SPRINGFIELD, Mo. — What better place to swap Frisco memories than Commercial Street, where railroading in Springfield began 138 years ago?

Four retirees and one active railroader let me listen to their yarns, even though the only trains I ran were toys.

Steve Counts, a Burlington Northern/Santa Fe engineer, retires in June.

The Frisco retirees are George Clinkenbeard, Max Jahn, Bill Wadley and Larry Phillips.

We met at Big Momma’s Cafe, which backs up to the BNSF tracks north of Commercial Street.

In 1870, the Atlantic and Pacific Railroad arrived in what would become North Springfield from Rolla.

Jahn is an officer of the Railroad Historical Museum in Grant Beach Park. He brought a brochure with a brief history of the Frisco.

The St.
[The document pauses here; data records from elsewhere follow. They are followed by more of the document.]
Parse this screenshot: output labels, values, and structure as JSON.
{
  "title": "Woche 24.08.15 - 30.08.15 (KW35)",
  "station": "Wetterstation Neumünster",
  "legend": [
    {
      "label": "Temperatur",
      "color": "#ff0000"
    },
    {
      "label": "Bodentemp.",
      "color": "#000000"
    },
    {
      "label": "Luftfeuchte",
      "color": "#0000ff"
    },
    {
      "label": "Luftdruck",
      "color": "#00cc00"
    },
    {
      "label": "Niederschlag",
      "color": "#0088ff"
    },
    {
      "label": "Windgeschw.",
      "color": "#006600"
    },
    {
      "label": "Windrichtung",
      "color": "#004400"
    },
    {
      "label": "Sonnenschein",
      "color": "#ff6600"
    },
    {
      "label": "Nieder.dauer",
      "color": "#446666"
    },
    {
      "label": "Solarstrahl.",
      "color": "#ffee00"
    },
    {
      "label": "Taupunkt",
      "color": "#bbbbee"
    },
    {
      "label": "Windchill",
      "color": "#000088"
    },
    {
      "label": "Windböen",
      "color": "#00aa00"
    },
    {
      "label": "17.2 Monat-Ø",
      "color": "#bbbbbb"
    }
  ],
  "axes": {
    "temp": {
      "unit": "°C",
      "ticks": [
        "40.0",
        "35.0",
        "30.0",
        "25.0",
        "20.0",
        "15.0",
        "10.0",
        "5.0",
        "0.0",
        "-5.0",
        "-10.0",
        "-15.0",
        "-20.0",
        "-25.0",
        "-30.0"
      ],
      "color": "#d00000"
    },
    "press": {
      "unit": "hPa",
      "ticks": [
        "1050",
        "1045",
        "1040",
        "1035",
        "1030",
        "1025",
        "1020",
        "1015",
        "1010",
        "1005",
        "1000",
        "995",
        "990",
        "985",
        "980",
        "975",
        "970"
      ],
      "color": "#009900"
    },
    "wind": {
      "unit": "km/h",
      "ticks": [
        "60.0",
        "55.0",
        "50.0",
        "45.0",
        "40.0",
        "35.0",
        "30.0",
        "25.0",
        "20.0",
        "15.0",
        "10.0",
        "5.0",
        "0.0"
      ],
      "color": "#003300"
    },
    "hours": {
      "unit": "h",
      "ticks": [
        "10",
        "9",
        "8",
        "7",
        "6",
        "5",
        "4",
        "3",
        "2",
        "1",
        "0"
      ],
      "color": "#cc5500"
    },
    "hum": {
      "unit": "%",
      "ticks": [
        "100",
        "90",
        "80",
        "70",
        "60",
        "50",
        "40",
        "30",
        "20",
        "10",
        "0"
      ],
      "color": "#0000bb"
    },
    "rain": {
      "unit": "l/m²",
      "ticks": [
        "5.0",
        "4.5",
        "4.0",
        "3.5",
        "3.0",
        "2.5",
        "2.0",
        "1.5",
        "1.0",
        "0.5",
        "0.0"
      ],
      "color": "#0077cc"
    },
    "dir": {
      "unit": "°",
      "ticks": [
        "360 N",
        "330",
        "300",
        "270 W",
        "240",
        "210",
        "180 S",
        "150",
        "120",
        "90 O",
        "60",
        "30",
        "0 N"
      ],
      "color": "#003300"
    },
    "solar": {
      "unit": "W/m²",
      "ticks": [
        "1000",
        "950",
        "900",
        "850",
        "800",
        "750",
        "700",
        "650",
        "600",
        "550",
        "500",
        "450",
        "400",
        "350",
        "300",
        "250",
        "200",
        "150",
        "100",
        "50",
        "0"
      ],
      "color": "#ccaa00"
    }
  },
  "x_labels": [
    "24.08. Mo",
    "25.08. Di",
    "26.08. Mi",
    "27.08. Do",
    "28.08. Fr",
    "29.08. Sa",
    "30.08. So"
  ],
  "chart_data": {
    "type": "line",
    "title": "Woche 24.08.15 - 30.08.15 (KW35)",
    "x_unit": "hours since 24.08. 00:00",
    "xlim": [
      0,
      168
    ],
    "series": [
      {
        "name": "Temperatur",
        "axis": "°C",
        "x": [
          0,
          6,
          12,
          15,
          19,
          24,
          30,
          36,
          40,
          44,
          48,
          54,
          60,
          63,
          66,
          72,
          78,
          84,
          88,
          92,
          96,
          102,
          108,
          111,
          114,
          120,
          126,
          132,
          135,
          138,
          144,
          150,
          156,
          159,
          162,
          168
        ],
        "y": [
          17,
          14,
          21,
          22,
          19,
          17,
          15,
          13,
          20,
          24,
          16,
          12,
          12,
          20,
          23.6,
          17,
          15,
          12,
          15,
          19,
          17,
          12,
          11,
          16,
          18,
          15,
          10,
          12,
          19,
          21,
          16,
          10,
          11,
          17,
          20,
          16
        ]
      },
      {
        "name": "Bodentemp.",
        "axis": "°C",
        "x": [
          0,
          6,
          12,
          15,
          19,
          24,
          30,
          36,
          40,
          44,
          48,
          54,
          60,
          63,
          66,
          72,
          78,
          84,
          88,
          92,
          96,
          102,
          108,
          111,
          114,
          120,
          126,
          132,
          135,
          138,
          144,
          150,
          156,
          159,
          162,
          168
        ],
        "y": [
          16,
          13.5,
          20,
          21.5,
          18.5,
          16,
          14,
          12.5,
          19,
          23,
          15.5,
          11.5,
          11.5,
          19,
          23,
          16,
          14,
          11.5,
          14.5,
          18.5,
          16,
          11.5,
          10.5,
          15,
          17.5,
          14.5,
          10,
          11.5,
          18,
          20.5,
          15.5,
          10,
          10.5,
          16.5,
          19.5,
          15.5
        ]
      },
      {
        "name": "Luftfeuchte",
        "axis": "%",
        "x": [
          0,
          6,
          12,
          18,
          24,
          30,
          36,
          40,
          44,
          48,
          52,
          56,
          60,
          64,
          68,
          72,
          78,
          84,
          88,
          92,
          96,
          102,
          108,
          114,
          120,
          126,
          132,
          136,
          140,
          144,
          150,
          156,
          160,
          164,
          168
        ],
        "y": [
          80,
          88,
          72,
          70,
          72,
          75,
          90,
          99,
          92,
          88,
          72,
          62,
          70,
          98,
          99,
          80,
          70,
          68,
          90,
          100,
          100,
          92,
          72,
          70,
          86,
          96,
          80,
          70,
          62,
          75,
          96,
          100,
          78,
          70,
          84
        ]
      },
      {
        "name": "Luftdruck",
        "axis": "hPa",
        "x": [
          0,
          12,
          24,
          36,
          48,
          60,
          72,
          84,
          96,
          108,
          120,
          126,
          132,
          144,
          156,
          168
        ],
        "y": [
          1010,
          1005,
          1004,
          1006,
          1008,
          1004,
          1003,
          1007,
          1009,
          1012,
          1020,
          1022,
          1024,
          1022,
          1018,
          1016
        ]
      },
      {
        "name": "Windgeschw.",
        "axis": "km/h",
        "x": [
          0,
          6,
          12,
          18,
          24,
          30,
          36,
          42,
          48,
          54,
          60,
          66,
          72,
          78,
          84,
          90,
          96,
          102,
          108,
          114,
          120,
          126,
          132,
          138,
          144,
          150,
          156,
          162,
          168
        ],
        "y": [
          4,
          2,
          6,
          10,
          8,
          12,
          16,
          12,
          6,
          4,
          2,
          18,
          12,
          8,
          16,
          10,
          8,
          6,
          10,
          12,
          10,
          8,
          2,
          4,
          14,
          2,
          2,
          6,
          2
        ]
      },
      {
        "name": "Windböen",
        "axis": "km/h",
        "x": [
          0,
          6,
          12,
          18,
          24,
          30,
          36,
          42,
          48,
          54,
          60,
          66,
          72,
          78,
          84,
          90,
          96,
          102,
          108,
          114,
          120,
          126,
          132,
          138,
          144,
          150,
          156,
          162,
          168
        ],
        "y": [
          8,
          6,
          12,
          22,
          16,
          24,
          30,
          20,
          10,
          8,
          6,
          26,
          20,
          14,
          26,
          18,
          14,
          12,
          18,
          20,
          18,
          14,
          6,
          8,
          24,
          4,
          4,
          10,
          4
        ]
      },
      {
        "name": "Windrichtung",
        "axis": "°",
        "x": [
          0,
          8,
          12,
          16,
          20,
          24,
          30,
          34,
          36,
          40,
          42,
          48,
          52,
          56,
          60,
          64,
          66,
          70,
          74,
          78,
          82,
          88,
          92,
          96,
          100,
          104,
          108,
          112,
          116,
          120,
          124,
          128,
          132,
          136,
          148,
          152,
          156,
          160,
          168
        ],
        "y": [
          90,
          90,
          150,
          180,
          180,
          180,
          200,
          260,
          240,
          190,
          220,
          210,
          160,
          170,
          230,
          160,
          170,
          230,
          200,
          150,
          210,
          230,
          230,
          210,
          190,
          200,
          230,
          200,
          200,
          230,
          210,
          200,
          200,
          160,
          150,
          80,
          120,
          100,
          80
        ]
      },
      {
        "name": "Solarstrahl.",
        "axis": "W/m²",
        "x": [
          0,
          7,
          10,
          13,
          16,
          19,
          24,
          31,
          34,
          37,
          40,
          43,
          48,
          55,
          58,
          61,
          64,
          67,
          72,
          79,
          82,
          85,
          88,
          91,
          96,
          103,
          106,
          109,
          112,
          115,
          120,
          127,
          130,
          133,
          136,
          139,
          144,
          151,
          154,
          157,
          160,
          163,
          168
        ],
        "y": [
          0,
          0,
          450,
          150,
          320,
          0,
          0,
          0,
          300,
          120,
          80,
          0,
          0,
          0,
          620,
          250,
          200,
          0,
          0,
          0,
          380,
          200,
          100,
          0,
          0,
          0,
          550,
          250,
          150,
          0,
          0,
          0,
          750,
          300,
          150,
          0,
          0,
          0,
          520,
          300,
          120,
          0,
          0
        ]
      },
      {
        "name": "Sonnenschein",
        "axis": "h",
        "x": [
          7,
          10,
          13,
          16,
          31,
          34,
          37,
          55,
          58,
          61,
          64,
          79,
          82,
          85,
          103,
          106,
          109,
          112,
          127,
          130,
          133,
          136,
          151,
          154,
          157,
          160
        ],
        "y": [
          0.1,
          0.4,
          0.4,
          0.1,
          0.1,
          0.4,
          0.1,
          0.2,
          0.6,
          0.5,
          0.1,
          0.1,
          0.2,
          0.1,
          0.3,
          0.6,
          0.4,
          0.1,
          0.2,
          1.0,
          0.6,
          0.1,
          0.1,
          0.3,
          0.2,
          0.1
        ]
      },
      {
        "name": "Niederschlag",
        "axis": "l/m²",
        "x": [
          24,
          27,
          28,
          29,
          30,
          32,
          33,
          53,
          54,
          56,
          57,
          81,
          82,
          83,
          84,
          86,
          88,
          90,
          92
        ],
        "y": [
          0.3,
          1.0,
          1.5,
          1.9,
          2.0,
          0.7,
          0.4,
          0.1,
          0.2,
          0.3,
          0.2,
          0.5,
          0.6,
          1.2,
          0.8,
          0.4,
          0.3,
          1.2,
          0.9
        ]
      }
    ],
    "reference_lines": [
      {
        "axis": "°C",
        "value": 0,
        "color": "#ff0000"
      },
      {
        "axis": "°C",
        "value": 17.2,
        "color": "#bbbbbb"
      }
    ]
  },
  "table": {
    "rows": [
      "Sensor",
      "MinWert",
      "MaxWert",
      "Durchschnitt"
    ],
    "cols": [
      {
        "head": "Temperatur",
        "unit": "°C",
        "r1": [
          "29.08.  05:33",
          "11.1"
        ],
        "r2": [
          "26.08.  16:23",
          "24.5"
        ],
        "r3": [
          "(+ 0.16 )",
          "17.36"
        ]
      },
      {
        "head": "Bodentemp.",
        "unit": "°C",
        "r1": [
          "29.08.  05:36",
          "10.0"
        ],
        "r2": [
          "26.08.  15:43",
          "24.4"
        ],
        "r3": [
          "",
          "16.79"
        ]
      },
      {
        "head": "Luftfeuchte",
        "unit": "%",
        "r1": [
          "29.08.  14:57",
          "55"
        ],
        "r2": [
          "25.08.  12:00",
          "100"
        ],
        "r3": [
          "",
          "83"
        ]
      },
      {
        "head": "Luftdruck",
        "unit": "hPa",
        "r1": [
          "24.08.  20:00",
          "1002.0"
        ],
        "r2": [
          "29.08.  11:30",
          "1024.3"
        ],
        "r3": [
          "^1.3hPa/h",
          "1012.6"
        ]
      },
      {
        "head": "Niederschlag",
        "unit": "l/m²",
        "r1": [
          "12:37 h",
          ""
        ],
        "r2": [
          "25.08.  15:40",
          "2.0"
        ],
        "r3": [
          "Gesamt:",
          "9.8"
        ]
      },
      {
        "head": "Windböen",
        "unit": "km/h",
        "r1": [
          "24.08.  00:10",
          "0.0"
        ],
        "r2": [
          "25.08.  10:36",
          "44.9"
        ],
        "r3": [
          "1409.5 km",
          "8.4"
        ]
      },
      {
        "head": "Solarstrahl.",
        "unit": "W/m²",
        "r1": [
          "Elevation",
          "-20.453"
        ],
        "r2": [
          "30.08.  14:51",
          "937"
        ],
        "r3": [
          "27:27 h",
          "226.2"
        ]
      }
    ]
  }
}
Louis San Francisco Railway was organized in 1876 and incorporated June 29, 1896.

The Frisco merged with Burlington Northern on Nov. 21, 1980. On Aug. 16, 1995, Burlington merged with the Atchison, Topeka and Santa Fe to form today’s BNSF.

Wadley waxed poetic, lamenting the passing of the caboose as a triumph of technology over tradition:

“Watched a train go by today.

Guess some cars got loose.

Cause when it passes me by

There wasn’t any caboose?”

My wife Anne says, “A train without a caboose is like a sentence without a period.”

The Santa Express, which operated in the 1990s, had a caboose, but it served only as a dressing room for performers.

The crewman who rode in the caboose cupola to watch for overheated wheel journals — “hot boxes” — has been replaced by automatic equipment which announces “Mile marker 123. No defects.”

Engineer Counts says even crews are called by a computer.

Most of the retirees go back to the steam engine era. They agree the diesel horn just isn’t the same as the steam locomotive whistle.

“Some of the engineers had someone in the shops give their engine a distinctive whistle so he could announce his arrival if the tracks pass his home,” one railroader said.

Counts said once when he was switching along Commercial, he pointed out to his Fort Scott, Kan., fireman the rear of Ed V. Williams and other fine stores of the past.

The retirees recalled how busy Commercial Street was on the twice monthly Frisco pay days.

Wadley recalled carrying a sackful of money to the Citizens Bank.

“The sidewalks were so crowded, I had to walk in the street, carrying a sackful of money. You couldn’t do that today.”

Someone recalled that E.P. Burman had a jewelry store on Commercial and was the Frisco watch inspector.

The group agreed that two things railroaders took pride in were who had the most accurate pocket watch and the sharpest pocket knife.